Ironically, it is Campus Pride which seems discriminatory, listing two colleges merely for inviting ex-gay speakers to their chapel events. Wheaton College in Illinois and Grove City College in Pennsylvania had speakers who were once part of the LGBT movement but decided to leave that life behind. Attendance at the chapel services is mandatory at Wheaton and Grove City, but penalizing an entire college for inviting one speaker still seems a bit extreme. Then again, ex-gay people are living, breathing proof that homosexuality can be rejected. The answer shouldn’t be to blacklist anyone who welcomes them, however.
Next Page: The one college which might deserve shame, and the fight for religious freedom.
Brigham Young University made the list due to reports that the school’s opposition to homosexuality drives LGBT people into hiding, and that this fear fosters an underground gay community in which some have sexually abused and raped victims. Those victims are afraid to come forward, because the school punishes homosexual behavior. This does sound like a huge problem, and the school may need to take steps to allow such victims to come forward. In this case, the university’s presence on the list seems warranted.
But the other college shamed for a unique event, Andrews University, merely had a disagreement with a local student group over a bake sale last year. The student organization AULL4One, an unofficial gay-straight alliance on campus, organized a fundraiser to help LGBT homeless youth in Chicago. AULL4One is not sanctioned by the school, so it needed to hold the event under the auspices of an official school entity, and Campus Ministries stepped into that void. The college ended up delaying the event indefinitely, so the organization went online. As of press time, it has raised over $17,000.
The delay of the fundraiser was perhaps regrettable, but Andrews University wanted to make sure it did not appear to endorse LGBT issues, and that concern is warranted in the Christian community. Moreover, the eventual success of the project suggests that the college need not have been involved.
Finally, the shame list includes multiple colleges which have lobbied against California Senate Bill 1146, which would have forced Christian higher education institutions to adopt LGBT anti-discrimination policies (or lose state funding) and to publicize their Title IX exemptions. Such anti-discrimination policies would force the colleges to effectively condone sexual identities and practices which contradict the Bible. As such, it would clearly violate their religious freedom. The bill was amended to only force publication of the exemption, after pressure from religious colleges and universities.
For fighting this attack on their religious freedom, the colleges have been blacklisted by Campus Pride, and according to one First Amendment lawyer, they will likely be put on a “watch list” as a result of the amended legislation.
Campus Pride created its list “for purposes of calling out the harmful and shameful acts of religion-based prejudice and bigotry.” Instead, they have merely revealed their own biases against religious freedom, the free speech of ex-gay people, and the ability of religious organizations to operate according to their beliefs.
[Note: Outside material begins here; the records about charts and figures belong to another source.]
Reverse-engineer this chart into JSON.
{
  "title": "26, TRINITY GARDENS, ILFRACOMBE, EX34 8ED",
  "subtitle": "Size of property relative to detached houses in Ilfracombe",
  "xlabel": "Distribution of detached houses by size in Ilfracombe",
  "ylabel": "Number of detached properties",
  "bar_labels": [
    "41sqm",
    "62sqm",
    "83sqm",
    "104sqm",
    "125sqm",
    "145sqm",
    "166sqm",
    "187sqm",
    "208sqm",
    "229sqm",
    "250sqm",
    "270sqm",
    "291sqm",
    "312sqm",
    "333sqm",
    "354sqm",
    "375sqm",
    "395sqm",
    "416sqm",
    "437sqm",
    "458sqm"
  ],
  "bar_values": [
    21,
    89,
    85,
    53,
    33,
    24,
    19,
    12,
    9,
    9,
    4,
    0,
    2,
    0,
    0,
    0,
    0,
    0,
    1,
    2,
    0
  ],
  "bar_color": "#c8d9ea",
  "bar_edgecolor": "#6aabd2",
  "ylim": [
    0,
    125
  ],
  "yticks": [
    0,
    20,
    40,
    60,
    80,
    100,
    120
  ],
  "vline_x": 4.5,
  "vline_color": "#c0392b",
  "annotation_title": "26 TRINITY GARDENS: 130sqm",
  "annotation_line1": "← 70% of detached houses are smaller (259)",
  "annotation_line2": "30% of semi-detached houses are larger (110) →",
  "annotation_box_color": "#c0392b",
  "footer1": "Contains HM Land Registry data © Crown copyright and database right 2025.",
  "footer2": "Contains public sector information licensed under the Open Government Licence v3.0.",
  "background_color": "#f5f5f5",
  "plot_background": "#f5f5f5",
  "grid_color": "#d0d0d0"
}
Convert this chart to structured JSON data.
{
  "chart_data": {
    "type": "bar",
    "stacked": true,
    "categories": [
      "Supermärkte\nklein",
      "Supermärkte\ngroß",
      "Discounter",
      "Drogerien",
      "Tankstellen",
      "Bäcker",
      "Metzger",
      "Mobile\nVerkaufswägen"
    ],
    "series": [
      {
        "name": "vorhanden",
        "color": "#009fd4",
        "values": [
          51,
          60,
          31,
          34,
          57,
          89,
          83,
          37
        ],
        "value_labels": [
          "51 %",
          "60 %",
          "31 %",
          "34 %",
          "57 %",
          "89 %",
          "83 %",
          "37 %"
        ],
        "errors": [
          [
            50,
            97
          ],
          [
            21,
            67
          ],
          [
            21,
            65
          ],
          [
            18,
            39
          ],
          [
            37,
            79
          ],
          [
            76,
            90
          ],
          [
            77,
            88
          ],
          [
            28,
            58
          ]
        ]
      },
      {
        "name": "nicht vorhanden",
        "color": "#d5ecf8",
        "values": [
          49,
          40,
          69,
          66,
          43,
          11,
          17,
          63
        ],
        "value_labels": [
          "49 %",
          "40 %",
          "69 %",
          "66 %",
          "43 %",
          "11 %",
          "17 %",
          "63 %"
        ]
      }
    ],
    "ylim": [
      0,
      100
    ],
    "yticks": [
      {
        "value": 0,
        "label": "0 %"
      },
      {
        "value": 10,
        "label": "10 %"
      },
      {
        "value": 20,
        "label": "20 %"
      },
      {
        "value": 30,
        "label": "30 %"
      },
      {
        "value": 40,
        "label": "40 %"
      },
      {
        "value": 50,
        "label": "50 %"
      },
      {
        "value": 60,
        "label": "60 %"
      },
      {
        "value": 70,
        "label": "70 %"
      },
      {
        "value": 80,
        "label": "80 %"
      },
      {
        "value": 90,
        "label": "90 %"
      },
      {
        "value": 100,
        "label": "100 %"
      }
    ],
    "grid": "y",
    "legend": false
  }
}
While one school may deserve temporary shame for a serious issue, most of them have been unfairly characterized by this LGBT organization.
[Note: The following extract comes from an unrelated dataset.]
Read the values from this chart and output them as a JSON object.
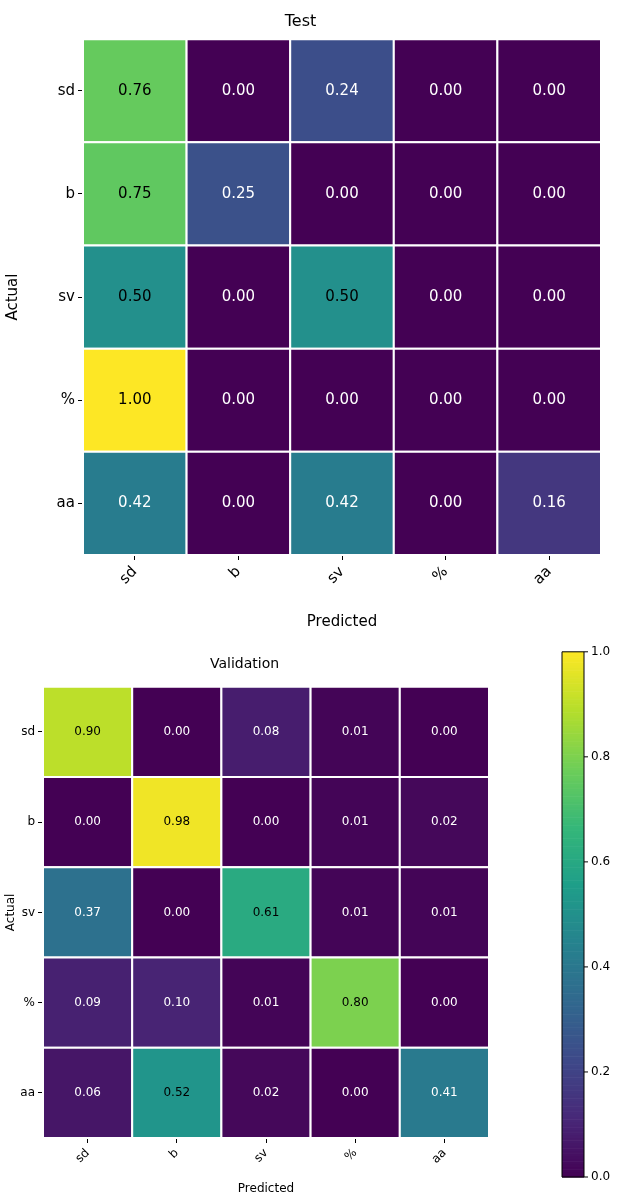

Campus Pride calls the schools it aims to shame “not loving, welcoming, safe spaces to live, learn and grow,” but it is fighting against the very possibility for religious colleges to offer such a “safe space” for Bible believers. Parents should consider this list a testament to each of these schools, that they are willing to fight for religious freedom and their ability to operate according to their beliefs. Perhaps this suggests a certain religious “pride” which should be considered a selling point, not a liability.